We have developed a set of graph theory-based tools, which we call Comparative Analysis of Protein Domain Organization (CADO), to survey and compare protein domain organizations of different organisms. In the language of CADO, the organization of protein domains in a given organism is shown as a domain graph in which protein domains are represented as vertices, and domain combinations, defined as instances of two domains found in one protein, are represented as edges. CADO provides a new way to analyze and compare whole proteomes, including identifying the consensus and difference of domain organization between organisms. CADO was used to analyze and compare >50 bacterial, archaeal, and eukaryotic genomes. Examples and overviews presented here include the analysis of the modularity of domain graphs and the functional study of domains based on the graph topology. We also report on the results of comparing domain graphs of two organisms, Pyrococcus horikoshii (an extremophile) and Haemophilus influenzae (a parasite with reduced genome) with other organisms. Our comparison provides new insights into the genome organization of these organisms. Finally, we report on the specific domain combinations characterizing the three kingdoms of life, and the kingdom "signature" domain organizations derived from those specific domain combinations.
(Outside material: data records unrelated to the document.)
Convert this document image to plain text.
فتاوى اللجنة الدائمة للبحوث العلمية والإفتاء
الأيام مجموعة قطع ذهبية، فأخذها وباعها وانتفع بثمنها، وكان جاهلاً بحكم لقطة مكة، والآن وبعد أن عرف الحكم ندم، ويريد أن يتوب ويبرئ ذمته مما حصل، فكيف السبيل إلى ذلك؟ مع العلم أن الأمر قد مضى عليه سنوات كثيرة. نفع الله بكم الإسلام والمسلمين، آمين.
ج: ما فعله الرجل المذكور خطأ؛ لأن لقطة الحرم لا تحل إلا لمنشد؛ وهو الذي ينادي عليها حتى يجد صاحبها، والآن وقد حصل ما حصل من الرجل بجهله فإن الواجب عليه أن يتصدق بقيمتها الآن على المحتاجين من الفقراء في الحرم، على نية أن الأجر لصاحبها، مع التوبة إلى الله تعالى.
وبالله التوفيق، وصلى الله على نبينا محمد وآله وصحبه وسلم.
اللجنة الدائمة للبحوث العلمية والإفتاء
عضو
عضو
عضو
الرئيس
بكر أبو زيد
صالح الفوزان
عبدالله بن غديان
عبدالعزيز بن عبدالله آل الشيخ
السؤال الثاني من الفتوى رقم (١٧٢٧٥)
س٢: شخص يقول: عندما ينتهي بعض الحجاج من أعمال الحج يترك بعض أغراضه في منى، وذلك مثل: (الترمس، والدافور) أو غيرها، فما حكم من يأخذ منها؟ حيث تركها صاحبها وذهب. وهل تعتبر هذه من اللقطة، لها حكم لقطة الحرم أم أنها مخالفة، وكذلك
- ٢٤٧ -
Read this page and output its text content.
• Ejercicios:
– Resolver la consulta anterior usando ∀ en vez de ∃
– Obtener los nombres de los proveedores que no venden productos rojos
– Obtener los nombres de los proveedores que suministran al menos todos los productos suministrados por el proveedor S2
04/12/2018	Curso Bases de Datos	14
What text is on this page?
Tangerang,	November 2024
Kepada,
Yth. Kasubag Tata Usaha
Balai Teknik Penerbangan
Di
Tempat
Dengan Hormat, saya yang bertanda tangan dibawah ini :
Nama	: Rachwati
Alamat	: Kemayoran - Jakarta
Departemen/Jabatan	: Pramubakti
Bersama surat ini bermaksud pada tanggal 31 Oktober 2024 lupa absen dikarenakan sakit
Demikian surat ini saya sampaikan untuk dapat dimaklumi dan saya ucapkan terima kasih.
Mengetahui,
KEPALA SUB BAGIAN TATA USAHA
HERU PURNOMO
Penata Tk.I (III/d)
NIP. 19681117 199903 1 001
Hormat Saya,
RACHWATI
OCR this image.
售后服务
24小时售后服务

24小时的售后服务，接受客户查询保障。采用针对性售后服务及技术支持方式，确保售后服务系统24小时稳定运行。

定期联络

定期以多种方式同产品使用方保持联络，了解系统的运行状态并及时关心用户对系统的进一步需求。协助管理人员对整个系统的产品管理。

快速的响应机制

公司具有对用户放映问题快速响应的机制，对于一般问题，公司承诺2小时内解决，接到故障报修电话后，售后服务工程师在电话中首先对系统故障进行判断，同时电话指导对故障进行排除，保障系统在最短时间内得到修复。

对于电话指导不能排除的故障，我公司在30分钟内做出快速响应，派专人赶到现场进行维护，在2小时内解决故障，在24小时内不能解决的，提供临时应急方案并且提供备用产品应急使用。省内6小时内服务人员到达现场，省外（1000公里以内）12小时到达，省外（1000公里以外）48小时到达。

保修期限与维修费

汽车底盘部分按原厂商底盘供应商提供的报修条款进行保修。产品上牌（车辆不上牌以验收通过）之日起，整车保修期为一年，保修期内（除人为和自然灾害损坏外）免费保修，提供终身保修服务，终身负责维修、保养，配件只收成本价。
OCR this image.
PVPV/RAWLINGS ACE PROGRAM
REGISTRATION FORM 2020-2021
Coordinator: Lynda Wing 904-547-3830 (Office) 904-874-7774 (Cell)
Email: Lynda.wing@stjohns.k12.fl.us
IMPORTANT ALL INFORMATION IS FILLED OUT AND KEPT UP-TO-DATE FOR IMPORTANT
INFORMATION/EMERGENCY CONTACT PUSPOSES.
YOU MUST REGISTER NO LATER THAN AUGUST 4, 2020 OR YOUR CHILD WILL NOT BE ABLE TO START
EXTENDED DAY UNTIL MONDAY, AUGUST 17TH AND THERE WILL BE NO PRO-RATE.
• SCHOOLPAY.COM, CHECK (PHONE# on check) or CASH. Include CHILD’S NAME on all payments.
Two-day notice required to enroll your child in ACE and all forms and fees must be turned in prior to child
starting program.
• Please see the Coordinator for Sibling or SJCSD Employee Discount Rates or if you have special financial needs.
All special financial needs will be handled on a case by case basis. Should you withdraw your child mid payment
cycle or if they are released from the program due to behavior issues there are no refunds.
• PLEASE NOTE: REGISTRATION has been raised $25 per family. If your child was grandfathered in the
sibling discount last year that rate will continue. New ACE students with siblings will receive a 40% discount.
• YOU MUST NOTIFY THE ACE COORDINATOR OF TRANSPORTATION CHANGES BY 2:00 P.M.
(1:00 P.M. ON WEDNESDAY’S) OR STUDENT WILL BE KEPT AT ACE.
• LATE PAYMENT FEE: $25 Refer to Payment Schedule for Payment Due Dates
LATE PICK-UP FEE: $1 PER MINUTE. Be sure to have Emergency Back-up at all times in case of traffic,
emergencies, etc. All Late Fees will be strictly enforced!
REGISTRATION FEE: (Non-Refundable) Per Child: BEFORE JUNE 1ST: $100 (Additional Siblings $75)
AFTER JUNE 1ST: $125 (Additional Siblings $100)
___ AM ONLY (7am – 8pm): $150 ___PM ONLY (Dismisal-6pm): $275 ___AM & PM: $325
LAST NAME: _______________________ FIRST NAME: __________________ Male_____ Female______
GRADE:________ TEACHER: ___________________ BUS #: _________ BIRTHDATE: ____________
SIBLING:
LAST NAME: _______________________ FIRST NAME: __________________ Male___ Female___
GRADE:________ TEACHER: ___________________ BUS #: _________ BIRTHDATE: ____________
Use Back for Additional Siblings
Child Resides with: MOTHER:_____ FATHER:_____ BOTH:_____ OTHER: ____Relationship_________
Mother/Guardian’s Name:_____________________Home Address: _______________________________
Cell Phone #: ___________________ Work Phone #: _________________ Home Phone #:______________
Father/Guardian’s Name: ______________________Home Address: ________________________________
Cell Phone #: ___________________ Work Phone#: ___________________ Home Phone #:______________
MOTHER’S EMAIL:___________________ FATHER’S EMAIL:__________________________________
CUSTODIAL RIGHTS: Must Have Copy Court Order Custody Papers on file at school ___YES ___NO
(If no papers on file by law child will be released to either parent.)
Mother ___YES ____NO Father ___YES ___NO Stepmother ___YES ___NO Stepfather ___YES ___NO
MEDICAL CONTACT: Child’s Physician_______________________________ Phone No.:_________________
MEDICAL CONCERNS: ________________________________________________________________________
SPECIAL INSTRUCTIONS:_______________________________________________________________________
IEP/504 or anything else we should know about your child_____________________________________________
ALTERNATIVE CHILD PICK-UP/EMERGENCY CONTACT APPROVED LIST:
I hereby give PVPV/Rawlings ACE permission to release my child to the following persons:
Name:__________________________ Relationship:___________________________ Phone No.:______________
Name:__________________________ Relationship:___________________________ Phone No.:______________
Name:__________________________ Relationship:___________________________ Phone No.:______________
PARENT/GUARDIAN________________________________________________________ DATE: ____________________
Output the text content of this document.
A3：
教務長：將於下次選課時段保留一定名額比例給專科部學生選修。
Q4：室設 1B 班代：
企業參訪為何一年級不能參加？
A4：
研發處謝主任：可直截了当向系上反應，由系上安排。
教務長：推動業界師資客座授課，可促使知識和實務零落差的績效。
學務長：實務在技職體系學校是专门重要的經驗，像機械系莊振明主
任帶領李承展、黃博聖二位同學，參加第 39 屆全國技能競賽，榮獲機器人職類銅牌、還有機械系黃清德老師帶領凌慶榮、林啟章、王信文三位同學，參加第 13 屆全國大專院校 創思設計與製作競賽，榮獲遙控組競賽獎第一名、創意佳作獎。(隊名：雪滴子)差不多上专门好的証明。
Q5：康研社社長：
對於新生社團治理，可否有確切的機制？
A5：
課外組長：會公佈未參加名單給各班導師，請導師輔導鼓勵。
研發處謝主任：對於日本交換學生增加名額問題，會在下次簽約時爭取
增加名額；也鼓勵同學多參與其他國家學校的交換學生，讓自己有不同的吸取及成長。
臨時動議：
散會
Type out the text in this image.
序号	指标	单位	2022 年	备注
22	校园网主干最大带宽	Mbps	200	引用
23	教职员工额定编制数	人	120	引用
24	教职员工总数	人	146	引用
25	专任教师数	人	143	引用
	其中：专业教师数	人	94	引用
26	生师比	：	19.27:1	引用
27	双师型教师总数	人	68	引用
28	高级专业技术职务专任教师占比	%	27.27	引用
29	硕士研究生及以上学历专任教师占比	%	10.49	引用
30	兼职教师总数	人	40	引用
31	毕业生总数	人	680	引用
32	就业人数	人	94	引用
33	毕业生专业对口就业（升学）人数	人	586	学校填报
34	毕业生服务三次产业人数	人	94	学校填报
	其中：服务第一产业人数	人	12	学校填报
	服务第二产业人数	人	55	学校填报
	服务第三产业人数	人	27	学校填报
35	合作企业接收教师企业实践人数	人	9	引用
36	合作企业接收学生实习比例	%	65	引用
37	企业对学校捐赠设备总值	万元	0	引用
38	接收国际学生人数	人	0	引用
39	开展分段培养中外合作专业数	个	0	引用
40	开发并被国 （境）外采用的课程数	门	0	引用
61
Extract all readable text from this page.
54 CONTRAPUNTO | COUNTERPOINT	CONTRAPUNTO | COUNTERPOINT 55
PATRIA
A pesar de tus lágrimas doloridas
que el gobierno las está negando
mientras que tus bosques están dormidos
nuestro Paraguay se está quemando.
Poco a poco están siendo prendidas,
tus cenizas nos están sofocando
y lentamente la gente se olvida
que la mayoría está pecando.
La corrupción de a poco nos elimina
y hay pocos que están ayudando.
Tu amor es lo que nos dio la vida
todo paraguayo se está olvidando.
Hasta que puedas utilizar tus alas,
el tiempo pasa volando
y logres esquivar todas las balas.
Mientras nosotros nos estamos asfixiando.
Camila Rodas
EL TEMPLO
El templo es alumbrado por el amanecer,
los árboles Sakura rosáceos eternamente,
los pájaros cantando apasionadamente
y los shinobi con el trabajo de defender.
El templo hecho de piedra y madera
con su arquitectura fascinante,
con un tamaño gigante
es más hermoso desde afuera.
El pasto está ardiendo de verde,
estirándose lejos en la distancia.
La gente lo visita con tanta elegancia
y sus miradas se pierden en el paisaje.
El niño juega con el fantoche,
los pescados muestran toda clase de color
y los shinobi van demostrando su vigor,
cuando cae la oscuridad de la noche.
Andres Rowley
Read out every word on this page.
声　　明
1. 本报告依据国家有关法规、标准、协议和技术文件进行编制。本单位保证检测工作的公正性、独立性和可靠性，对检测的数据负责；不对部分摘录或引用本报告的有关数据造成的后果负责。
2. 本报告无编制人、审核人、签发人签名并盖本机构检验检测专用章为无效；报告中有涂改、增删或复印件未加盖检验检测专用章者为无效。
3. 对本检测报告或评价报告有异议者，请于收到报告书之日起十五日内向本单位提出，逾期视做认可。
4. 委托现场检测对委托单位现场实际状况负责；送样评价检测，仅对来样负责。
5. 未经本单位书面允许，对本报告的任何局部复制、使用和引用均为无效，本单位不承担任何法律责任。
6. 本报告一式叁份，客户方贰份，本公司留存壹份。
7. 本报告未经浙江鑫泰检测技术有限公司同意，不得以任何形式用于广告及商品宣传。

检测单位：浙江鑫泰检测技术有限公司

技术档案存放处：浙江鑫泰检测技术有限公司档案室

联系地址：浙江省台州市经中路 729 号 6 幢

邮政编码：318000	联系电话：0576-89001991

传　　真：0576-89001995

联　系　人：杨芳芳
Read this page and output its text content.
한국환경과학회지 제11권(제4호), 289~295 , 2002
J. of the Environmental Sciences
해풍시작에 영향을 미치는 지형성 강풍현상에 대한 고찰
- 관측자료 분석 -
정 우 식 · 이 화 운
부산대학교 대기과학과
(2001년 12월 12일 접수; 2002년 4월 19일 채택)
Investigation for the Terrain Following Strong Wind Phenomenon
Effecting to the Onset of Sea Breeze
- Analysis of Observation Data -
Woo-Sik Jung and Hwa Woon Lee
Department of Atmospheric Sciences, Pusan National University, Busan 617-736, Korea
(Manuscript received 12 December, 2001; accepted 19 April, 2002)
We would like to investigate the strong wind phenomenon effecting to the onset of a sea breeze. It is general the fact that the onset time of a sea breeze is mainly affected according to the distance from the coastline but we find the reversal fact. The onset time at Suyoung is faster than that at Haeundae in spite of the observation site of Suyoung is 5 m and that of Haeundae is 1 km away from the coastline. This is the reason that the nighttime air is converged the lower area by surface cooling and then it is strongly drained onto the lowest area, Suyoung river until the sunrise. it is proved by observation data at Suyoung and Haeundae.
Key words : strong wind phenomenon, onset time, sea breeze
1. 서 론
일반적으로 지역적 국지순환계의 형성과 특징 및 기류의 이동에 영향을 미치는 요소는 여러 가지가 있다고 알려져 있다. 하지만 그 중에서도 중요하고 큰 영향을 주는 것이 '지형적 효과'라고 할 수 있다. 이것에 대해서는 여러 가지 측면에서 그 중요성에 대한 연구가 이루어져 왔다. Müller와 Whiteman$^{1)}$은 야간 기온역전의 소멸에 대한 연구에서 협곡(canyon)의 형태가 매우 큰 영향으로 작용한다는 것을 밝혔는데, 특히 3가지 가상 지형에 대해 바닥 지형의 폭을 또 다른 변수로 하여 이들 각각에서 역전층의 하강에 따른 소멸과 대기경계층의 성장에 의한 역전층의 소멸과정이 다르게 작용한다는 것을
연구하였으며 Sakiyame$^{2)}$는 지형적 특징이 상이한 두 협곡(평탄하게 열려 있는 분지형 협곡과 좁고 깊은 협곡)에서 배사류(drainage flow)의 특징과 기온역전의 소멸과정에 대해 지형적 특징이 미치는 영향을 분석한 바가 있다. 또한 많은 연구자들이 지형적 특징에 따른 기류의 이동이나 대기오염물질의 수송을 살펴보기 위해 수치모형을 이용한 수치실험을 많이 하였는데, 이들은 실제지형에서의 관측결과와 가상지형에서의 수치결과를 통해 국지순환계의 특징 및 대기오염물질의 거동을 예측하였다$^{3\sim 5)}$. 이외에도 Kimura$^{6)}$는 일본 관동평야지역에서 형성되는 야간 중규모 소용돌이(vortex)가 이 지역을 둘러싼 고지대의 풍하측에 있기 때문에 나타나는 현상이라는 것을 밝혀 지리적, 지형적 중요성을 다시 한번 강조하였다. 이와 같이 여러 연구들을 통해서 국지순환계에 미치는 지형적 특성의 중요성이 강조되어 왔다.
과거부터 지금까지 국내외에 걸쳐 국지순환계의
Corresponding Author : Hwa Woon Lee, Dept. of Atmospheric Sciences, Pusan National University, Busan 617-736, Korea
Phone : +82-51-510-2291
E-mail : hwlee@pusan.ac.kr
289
我们开发了一套基于图论的工具,称为蛋白质结构域组织比较分析(CADO),用于调查和比较不同生物体的蛋白质结构域组织。用CADO的语言来说,给定生物体中蛋白质结构域的组织表现为一个结构域图,其中蛋白质结构域表示为顶点,而结构域组合(定义为在一种蛋白质中发现的两个结构域的实例)表示为边。CADO提供了一种分析和比较整个蛋白质组的新方法,包括识别生物体之间结构域组织的共识和差异。CADO被用于分析和比较50多个细菌、古菌和真核生物基因组。这里给出的例子和概述包括对结构域图模块性的分析以及基于图拓扑结构对结构域的功能研究。我们还报告了将两种生物体——嗜热栖热菌(一种嗜极生物)和流感嗜血杆菌(一种基因组简化的寄生菌)的结构域图与其他生物体进行比较的结果。我们的比较为这些生物体的基因组组织提供了新的见解。最后,我们报告了表征生命三界的特定结构域组合,以及从这些特定结构域组合衍生出的界“特征”结构域组织。